There's an even mixture of familiarity, curiosity and experimentation on this album with tracks such as 'A Moor' and 'Stronger Than Ever' making second first impressions. From the outside, it might seem like adding these older records as something of a cop-out but in actual fact, these older records all hold their weight and find a formidable home in their respective slots on the album. 'Bloodsport' - an evidently firm fan favourite - also makes a re-appearance with a 2015 refresh courtesy of Rosie Danvers (Kanye West, Adele), who handles all the strings work across the record. Older records aside, 'I Can Change' immediately stands out as perhaps the centrepiece of the album, which sees Ritchie (successfully) tackle a falsetto chorus (which he believes makes him almost sound American) while the Chris Loco-produced 'Cowards' might just be the album's centrepiece in terms of eccentricity.
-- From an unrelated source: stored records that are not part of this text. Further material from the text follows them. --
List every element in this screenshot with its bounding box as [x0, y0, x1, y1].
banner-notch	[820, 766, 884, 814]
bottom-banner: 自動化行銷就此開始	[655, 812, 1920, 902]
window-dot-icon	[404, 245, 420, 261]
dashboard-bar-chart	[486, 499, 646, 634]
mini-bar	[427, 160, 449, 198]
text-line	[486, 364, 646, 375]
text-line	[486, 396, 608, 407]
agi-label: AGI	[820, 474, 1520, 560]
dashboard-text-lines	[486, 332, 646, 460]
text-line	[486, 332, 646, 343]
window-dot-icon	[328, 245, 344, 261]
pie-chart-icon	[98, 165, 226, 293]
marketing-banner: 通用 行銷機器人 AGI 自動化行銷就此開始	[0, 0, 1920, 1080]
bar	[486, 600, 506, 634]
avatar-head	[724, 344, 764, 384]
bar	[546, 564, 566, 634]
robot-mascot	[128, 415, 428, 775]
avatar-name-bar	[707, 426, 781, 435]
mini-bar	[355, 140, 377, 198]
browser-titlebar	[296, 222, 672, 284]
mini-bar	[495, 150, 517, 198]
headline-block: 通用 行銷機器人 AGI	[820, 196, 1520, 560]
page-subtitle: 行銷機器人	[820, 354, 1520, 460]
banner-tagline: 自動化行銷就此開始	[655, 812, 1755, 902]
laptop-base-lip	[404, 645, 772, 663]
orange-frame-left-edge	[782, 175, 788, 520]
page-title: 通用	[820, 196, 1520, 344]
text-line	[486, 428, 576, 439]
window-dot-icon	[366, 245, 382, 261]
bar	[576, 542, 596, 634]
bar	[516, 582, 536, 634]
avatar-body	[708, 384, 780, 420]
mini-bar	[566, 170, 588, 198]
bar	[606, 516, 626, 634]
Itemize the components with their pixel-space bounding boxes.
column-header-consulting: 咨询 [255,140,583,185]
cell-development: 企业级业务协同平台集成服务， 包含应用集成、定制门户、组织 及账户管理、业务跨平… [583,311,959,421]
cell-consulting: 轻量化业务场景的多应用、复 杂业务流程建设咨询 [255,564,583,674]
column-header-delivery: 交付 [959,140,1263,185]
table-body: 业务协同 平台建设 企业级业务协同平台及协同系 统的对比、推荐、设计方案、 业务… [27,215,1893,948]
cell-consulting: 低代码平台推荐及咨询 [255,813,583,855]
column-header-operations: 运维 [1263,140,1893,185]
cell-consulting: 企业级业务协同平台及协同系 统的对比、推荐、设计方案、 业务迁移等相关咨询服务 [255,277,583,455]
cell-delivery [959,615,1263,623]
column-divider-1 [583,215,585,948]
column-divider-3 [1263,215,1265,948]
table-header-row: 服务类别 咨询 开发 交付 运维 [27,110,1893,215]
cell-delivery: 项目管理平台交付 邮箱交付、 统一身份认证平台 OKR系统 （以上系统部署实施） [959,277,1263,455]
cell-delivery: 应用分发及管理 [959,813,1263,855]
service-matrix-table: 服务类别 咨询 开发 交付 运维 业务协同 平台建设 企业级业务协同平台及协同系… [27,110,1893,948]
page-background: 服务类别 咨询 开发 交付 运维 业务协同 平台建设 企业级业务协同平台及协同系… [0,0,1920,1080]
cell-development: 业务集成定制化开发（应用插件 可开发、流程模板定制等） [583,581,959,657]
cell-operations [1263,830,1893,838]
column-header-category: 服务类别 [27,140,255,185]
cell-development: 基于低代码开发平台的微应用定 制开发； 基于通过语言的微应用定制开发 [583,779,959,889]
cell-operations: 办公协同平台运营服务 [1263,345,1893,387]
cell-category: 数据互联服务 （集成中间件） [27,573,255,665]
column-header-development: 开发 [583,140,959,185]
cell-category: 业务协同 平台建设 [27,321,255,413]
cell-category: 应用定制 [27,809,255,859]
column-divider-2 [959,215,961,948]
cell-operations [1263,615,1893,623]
Its bouncy, synth glittered production meets Ritchie in full smooth R&B singer mode, particularly on the piano-led bridge right before the end.

'Keep It Simple', which has already earned a place on Ritchie's live sets, also gets something of a refresh with an unexpected feature from man of the hour Stormzy, which one might argue is Stormzy's first step into the big, bad world of pop music. Heavy on synths, this foot-tapper feels like a future hit with Stormzy waxing lyrically about sharing cake with his bae and Ritchie pretending to be too good to call a potential boo-thing. Who'd have thought it? 'Young & Stupid', which sits towards the end of the album, feels like an almost-adult Ritchie wanting to hold onto the final strands of youth while still holding onto the desire of wanting to be an adult to do what he wants, while the title track acts as a realisation that becoming a man is something that has to happen.

In the past, Ritchie had spoken on his failed attempts at therapy sessions. You're a Man Now, Boy is ultimately those failed therapy sessions had they worked out, backed by an assortment of modern day R&B/Hip-Hop-esque pop productions. It's a stark and raw musical introduction on a grander scale. It's an album for the modern day man. This isn't your typical male singer/songwriter trying to be the archetypal "sweet boy" R&B singer, discussing all his female conquests, it's an album of growth, honesty and emotional release. It's a deeply passionate and emotive album with some deeply meaningful messages. Give it the attention it deserves.